Курган – это с виду просто. А у него своя, и немалая, крепость имеется. Вот у русской срубной избы: выбей нижний венец – ничего не выйдет для разрухи. Как стояла, так и будет изба стоять. Токмо покосится. А курган, он тоже устроен просто, да хитро. В ем один камень стронь – весь курган за тем камнем поползет. В общем, пока мы товарищей пытались достать из-под завала, половина дня прошла. И достали своих товарищей мертвых. Вож наш – Долото – избесился весь, подавай ему раскоп, и все тут. Мы ведь не только своих подельников вынули, мы и кости старые, конские, повытаскивали из могильной земли. И в одном конском черепе валялась золотая фигура. Весом, помню, – фунта два. Лик леопарда был вылит так явно, что когда оттерли от земли, прямо все любовались.

Над костром повисли людские вздохи. И вздохи эти, понял князь, надо помнить, как надо помнить о компасе. Подлые то были вздохи, завистливые.

Оставили мы пока курган, ночь подошла, – тем же урочным голосом продолжал рассказывать Баальник. – Но поспать нам не довелось. Всю ночь рыли канаву под могилу для наших товарищей, потом укладывали их да засыпали ровно. Так, дабы никто не догадался, что здесь могила свежих людей. А поутру снова накинулись на курган. Эва, парень! Ты каравай хлеба держишь! Подай сюда!

Солдат, что собрался отрезать ломоть хлеба от артельного каравая в четверть пуда, передал хлеб вместе с ножом Ведуну.

Вот, – подняв каравай повыше, сказал Ведун, – это как бы есть курган, как нарочно в тесте сработанный. Вот отсюда мы пошли ломать и вот так сломали.

Ведун наглядно отрезал от каравая ломоть.

Края обреза, вишь, ровные. Я вот нарочно подрезаю теперь криво – от верхушки книзу. Так надо подбираться к кургану сбоку. То бишь – от вершины на землю надо делать обязательно сколь возможный скос. Для удержу веса верхушки кургана. Иначе – каюк.

Ведун, опять же косо, срезал еще две части от каравая, как бы углубившись в него острым углом.

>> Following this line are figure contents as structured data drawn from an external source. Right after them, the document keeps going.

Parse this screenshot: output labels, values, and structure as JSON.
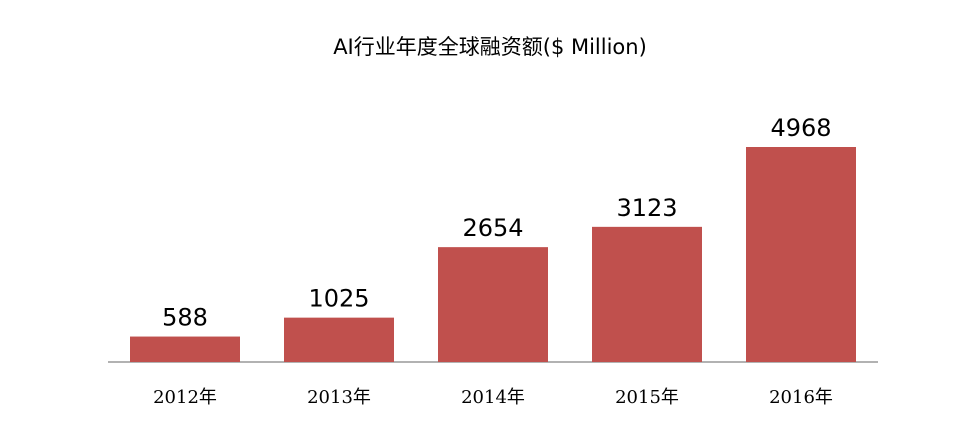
{
  "chart_data": {
    "type": "bar",
    "title": "AI行业年度全球融资额($ Million)",
    "categories": [
      "2012年",
      "2013年",
      "2014年",
      "2015年",
      "2016年"
    ],
    "values": [
      588,
      1025,
      2654,
      3123,
      4968
    ],
    "color": "#c0504d"
  }
}
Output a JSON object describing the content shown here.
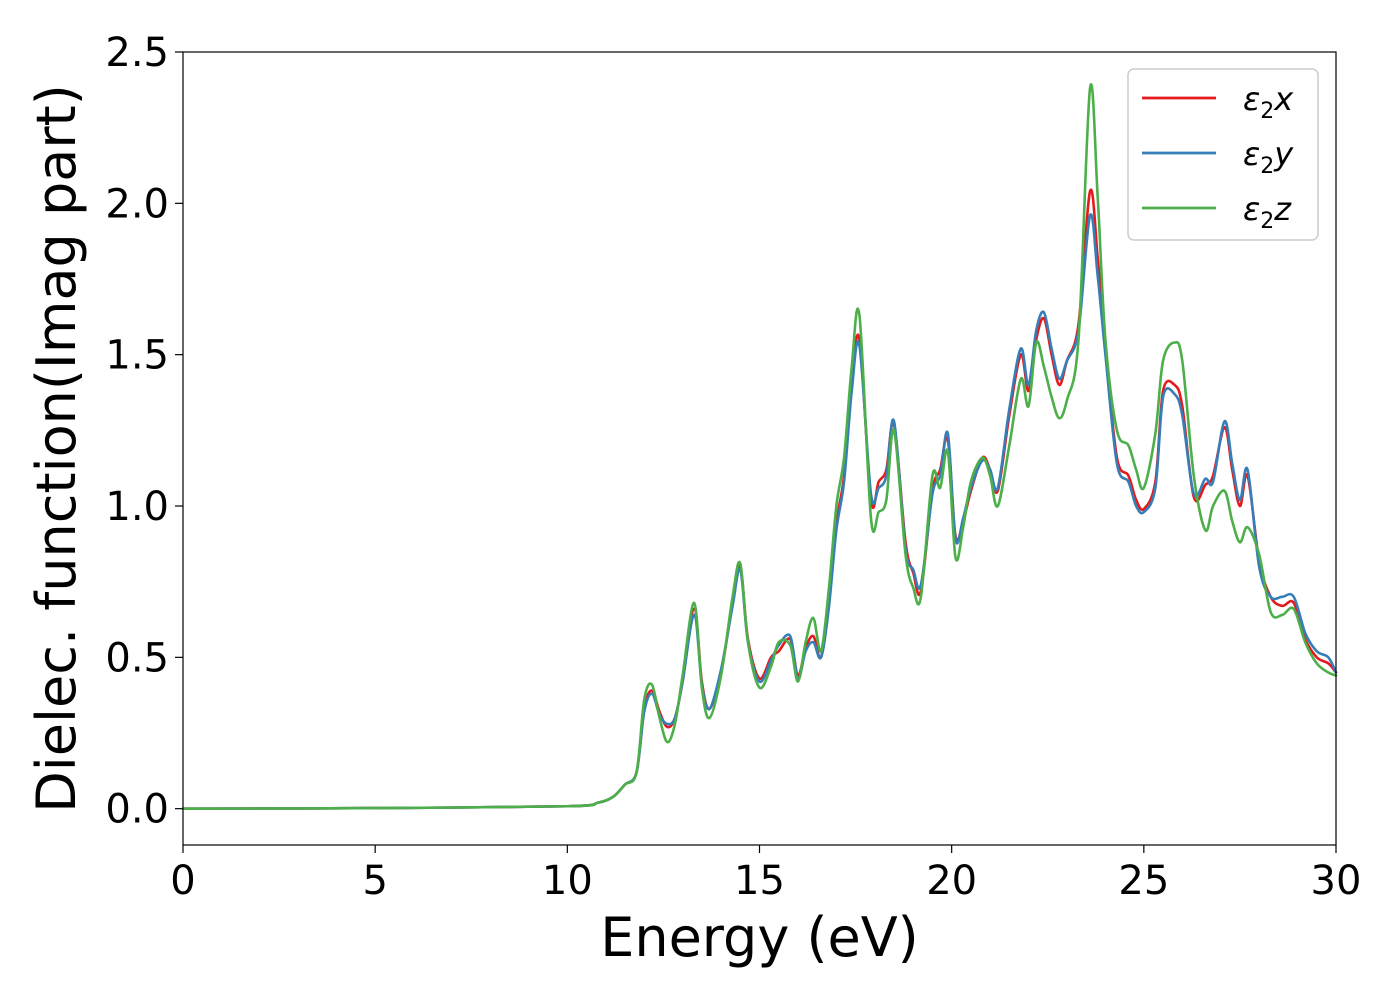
{
  "chart_data": {
    "type": "line",
    "xlabel": "Energy (eV)",
    "ylabel": "Dielec. function(Imag part)",
    "xlim": [
      0,
      30
    ],
    "ylim": [
      -0.12,
      2.5
    ],
    "xticks": [
      "0",
      "5",
      "10",
      "15",
      "20",
      "25",
      "30"
    ],
    "yticks": [
      "0.0",
      "0.5",
      "1.0",
      "1.5",
      "2.0",
      "2.5"
    ],
    "grid": false,
    "legend_position": "top-right",
    "series": [
      {
        "name": "ε₂x",
        "legend_base": "ε",
        "legend_sub": "2",
        "legend_tail": "x",
        "color": "#e41a1c",
        "x": [
          0,
          5,
          10,
          10.8,
          11.2,
          11.5,
          11.8,
          12.0,
          12.2,
          12.4,
          12.6,
          12.8,
          13.0,
          13.3,
          13.5,
          13.7,
          14.0,
          14.3,
          14.5,
          14.7,
          15.0,
          15.3,
          15.5,
          15.8,
          16.0,
          16.2,
          16.4,
          16.6,
          16.8,
          17.0,
          17.2,
          17.4,
          17.6,
          17.9,
          18.1,
          18.3,
          18.5,
          18.8,
          19.0,
          19.2,
          19.5,
          19.7,
          19.9,
          20.1,
          20.3,
          20.5,
          20.8,
          21.0,
          21.2,
          21.5,
          21.8,
          22.0,
          22.2,
          22.4,
          22.6,
          22.8,
          23.0,
          23.3,
          23.6,
          23.8,
          24.0,
          24.3,
          24.6,
          24.8,
          25.0,
          25.3,
          25.5,
          25.8,
          26.0,
          26.3,
          26.6,
          26.8,
          27.1,
          27.3,
          27.5,
          27.7,
          28.0,
          28.3,
          28.6,
          28.9,
          29.2,
          29.5,
          29.8,
          30.0
        ],
        "y": [
          0.0,
          0.002,
          0.008,
          0.02,
          0.04,
          0.08,
          0.12,
          0.33,
          0.39,
          0.32,
          0.27,
          0.3,
          0.42,
          0.66,
          0.42,
          0.33,
          0.45,
          0.68,
          0.8,
          0.56,
          0.43,
          0.5,
          0.52,
          0.56,
          0.44,
          0.53,
          0.57,
          0.5,
          0.68,
          0.94,
          1.1,
          1.4,
          1.55,
          1.02,
          1.08,
          1.12,
          1.27,
          0.88,
          0.78,
          0.72,
          1.05,
          1.12,
          1.22,
          0.9,
          0.95,
          1.05,
          1.16,
          1.12,
          1.05,
          1.3,
          1.5,
          1.38,
          1.55,
          1.62,
          1.5,
          1.4,
          1.48,
          1.6,
          2.04,
          1.82,
          1.52,
          1.16,
          1.1,
          1.02,
          0.99,
          1.08,
          1.38,
          1.4,
          1.33,
          1.03,
          1.07,
          1.1,
          1.26,
          1.12,
          1.0,
          1.1,
          0.82,
          0.7,
          0.67,
          0.68,
          0.56,
          0.5,
          0.48,
          0.45
        ]
      },
      {
        "name": "ε₂y",
        "legend_base": "ε",
        "legend_sub": "2",
        "legend_tail": "y",
        "color": "#377eb8",
        "x": [
          0,
          5,
          10,
          10.8,
          11.2,
          11.5,
          11.8,
          12.0,
          12.2,
          12.4,
          12.6,
          12.8,
          13.0,
          13.3,
          13.5,
          13.7,
          14.0,
          14.3,
          14.5,
          14.7,
          15.0,
          15.3,
          15.5,
          15.8,
          16.0,
          16.2,
          16.4,
          16.6,
          16.8,
          17.0,
          17.2,
          17.4,
          17.6,
          17.9,
          18.1,
          18.3,
          18.5,
          18.8,
          19.0,
          19.2,
          19.5,
          19.7,
          19.9,
          20.1,
          20.3,
          20.5,
          20.8,
          21.0,
          21.2,
          21.5,
          21.8,
          22.0,
          22.2,
          22.4,
          22.6,
          22.8,
          23.0,
          23.3,
          23.6,
          23.8,
          24.0,
          24.3,
          24.6,
          24.8,
          25.0,
          25.3,
          25.5,
          25.8,
          26.0,
          26.3,
          26.6,
          26.8,
          27.1,
          27.3,
          27.5,
          27.7,
          28.0,
          28.3,
          28.6,
          28.9,
          29.2,
          29.5,
          29.8,
          30.0
        ],
        "y": [
          0.0,
          0.002,
          0.008,
          0.02,
          0.04,
          0.08,
          0.12,
          0.32,
          0.38,
          0.31,
          0.28,
          0.3,
          0.42,
          0.64,
          0.41,
          0.33,
          0.46,
          0.67,
          0.79,
          0.55,
          0.42,
          0.49,
          0.54,
          0.57,
          0.43,
          0.52,
          0.55,
          0.5,
          0.66,
          0.92,
          1.08,
          1.38,
          1.53,
          1.04,
          1.06,
          1.1,
          1.28,
          0.86,
          0.79,
          0.74,
          1.04,
          1.1,
          1.24,
          0.89,
          0.96,
          1.06,
          1.15,
          1.12,
          1.06,
          1.32,
          1.52,
          1.4,
          1.58,
          1.64,
          1.52,
          1.42,
          1.48,
          1.58,
          1.96,
          1.76,
          1.5,
          1.14,
          1.08,
          1.0,
          0.98,
          1.06,
          1.36,
          1.37,
          1.3,
          1.04,
          1.09,
          1.08,
          1.28,
          1.14,
          1.02,
          1.12,
          0.8,
          0.7,
          0.7,
          0.7,
          0.58,
          0.52,
          0.5,
          0.45
        ]
      },
      {
        "name": "ε₂z",
        "legend_base": "ε",
        "legend_sub": "2",
        "legend_tail": "z",
        "color": "#4daf4a",
        "x": [
          0,
          5,
          10,
          10.8,
          11.2,
          11.5,
          11.8,
          12.0,
          12.2,
          12.4,
          12.6,
          12.8,
          13.0,
          13.3,
          13.5,
          13.7,
          14.0,
          14.3,
          14.5,
          14.7,
          15.0,
          15.3,
          15.5,
          15.8,
          16.0,
          16.2,
          16.4,
          16.6,
          16.8,
          17.0,
          17.2,
          17.4,
          17.6,
          17.9,
          18.1,
          18.3,
          18.5,
          18.8,
          19.0,
          19.2,
          19.5,
          19.7,
          19.9,
          20.1,
          20.3,
          20.5,
          20.8,
          21.0,
          21.2,
          21.5,
          21.8,
          22.0,
          22.2,
          22.4,
          22.6,
          22.8,
          23.0,
          23.3,
          23.6,
          23.8,
          24.0,
          24.3,
          24.6,
          24.8,
          25.0,
          25.3,
          25.5,
          25.8,
          26.0,
          26.3,
          26.6,
          26.8,
          27.1,
          27.3,
          27.5,
          27.7,
          28.0,
          28.3,
          28.6,
          28.9,
          29.2,
          29.5,
          29.8,
          30.0
        ],
        "y": [
          0.0,
          0.002,
          0.008,
          0.02,
          0.04,
          0.08,
          0.12,
          0.36,
          0.41,
          0.3,
          0.22,
          0.28,
          0.44,
          0.68,
          0.4,
          0.3,
          0.44,
          0.7,
          0.81,
          0.55,
          0.4,
          0.47,
          0.55,
          0.54,
          0.42,
          0.55,
          0.63,
          0.52,
          0.72,
          1.0,
          1.16,
          1.46,
          1.63,
          0.96,
          0.98,
          1.02,
          1.25,
          0.84,
          0.73,
          0.7,
          1.1,
          1.06,
          1.18,
          0.83,
          0.93,
          1.08,
          1.16,
          1.1,
          1.0,
          1.2,
          1.42,
          1.33,
          1.54,
          1.46,
          1.36,
          1.29,
          1.35,
          1.55,
          2.38,
          2.02,
          1.55,
          1.25,
          1.2,
          1.12,
          1.06,
          1.24,
          1.48,
          1.54,
          1.48,
          1.1,
          0.92,
          1.0,
          1.05,
          0.95,
          0.88,
          0.93,
          0.84,
          0.65,
          0.64,
          0.66,
          0.55,
          0.48,
          0.45,
          0.44
        ]
      }
    ]
  }
}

А вот так, тихонько, можно грызть хоть каравай, хоть землю. Мы и стали тогда углом грызть. То, про что скиф нам приказ давал, теперь и выполняли. Наш вож – Долото – молчал. А куда денешься? Ему злато-серебро скоро надоть! Да без людских потерь надо. Самому ему, что ль, копаться в земле? Прочистили мы в угол край кургана, кости коней вынесли наружу, стену могильную из тесаного камня убрали и что же? Уперлись во вторую стену! Так же кладеную из тесаного камня, так же крепы тех плит были из серебряных скоб.

Баальник отчего-то снова перекрестился – двоеперстно. За ним, только троеперстно, осенились слушатели.

Вож наш, Долото, рылся в конских костях, сымал с доверенными людями золотые бляшки да разные побрякушки со сгнившей упряжи да убранства коней. А мы репы чесали перед второй стеной. Скиф прямо нам сказал, что за второй стеной могла иметь место хитрая засадень для охочих людей, навроде нас. Ибо, ежелив смотреть бы сверху на курган, то мы копались с краю. Вот так, как я на каравае обозначил. А могила сама строена бывает всегда по центру. А то, что с краю, это в тех краях, тавридских, это под тризну строилось. Знание сие сейчас у меня есть, а тогда – какое знание я мог иметь, беглый раб с тульских заводов Афоньки Демидова?

Никаких! – неожиданно, увлеченный рассказом, проворчал князь. – Тихо всем! Слушать в оба уха!

Да, так вот, – ободренный князем, продолжил Баальник. – Скиф нам кричит – думать надо, обождать ломать. А вож наш, Долото, – он долотом узким, плотницким обычно людей бил насмерть, – тот орет – давай!

Ну, мы дали. Опять скрепы серебряные вытащили, топором дыры пробили и снова оглоблями ломанули кладочные камни. Вывернули их наружу, а сами – тикать. Но – ничего! Камни выпали, дыра на их месте появилась, а курган – хоть бы хучь. Камешек не двинулся. На прутиках отыграли мы жребий: кому короткий прутик – тому идти внутрь. И опять меня судьба упасла. Пятеро жеребьевщиков вошли в пролом, орут, что там пусто, а далее, по ходу к центру кургана, – новая стена. Вож наш, Долото, подвскинулся и сам – туда, в пролом. Говорят, видели, что он до той, новой, стены дотронулся. И все. Осел курган и похоронил и Долото, и тех пятерых товарищей. Доставать их тела мы уже не стали. Поделили промеж собой серебро да малую толику злата, передрались, как водится, да мелкими ватагами разошлись в разные стороны.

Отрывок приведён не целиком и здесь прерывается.